I am using Java's primitive long data type to store a flag. long has 8 bytes so 64 bit with high order bit representing the sign bit so we have 63 usable bit as a flag. Everything works until I turn on 32nd bit yields -1. Why is this happening?

Edit: Basically I am trying to flag the availability in an hour for first 60 bit (1 bit representing a minutes in an hour) on long data type.

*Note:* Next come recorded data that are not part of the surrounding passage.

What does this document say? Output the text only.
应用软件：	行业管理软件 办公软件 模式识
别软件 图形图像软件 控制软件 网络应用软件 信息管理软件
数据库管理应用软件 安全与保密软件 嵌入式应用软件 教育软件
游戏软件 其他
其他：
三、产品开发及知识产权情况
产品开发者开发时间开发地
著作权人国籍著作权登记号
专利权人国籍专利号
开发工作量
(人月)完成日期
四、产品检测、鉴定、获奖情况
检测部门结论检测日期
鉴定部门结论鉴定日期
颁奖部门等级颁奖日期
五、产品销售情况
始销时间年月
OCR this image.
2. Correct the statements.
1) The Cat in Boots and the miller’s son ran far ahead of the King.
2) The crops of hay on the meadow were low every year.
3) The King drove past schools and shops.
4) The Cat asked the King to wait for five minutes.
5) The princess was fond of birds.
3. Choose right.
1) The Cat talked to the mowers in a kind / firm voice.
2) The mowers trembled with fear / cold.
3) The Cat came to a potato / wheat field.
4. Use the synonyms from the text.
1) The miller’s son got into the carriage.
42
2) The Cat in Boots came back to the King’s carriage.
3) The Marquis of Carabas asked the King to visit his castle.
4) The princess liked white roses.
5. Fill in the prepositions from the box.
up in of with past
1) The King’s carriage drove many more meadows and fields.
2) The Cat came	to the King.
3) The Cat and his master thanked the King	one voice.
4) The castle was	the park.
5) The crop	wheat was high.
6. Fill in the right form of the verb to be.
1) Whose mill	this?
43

Let's assume start time is 0:0:00. Everything works if the end time is up to 0:30:00 but fails with 0:31:00 up to 60 minutes, meaning when I attempt to (value & (1 << 31)) for some value initialized to 0 this will not return 2^31 rather it returns -1.

Edit: Declaring a mask as 1L rather than 1 solved the problem.

Answer 1

I think this is your bug:

(1 << mIndex)

That is performing a shift on a 1 which is an int. If you perform a shift on an int, the result will be an int, even if the 2nd operand is greater than 32.

Try this instead:

(1L << mIndex)

Answer 2

Agreed with Lawrence Kesteloot, but if you still have no luck this may be a bug in your JVM implementation. You may also have better luck using the java.util.BitSet class.

Answer 3

You should paste your code, but my guess is that you've got an "int" somewhere in your math, and that's getting turned into -1 before it gets cast to a long.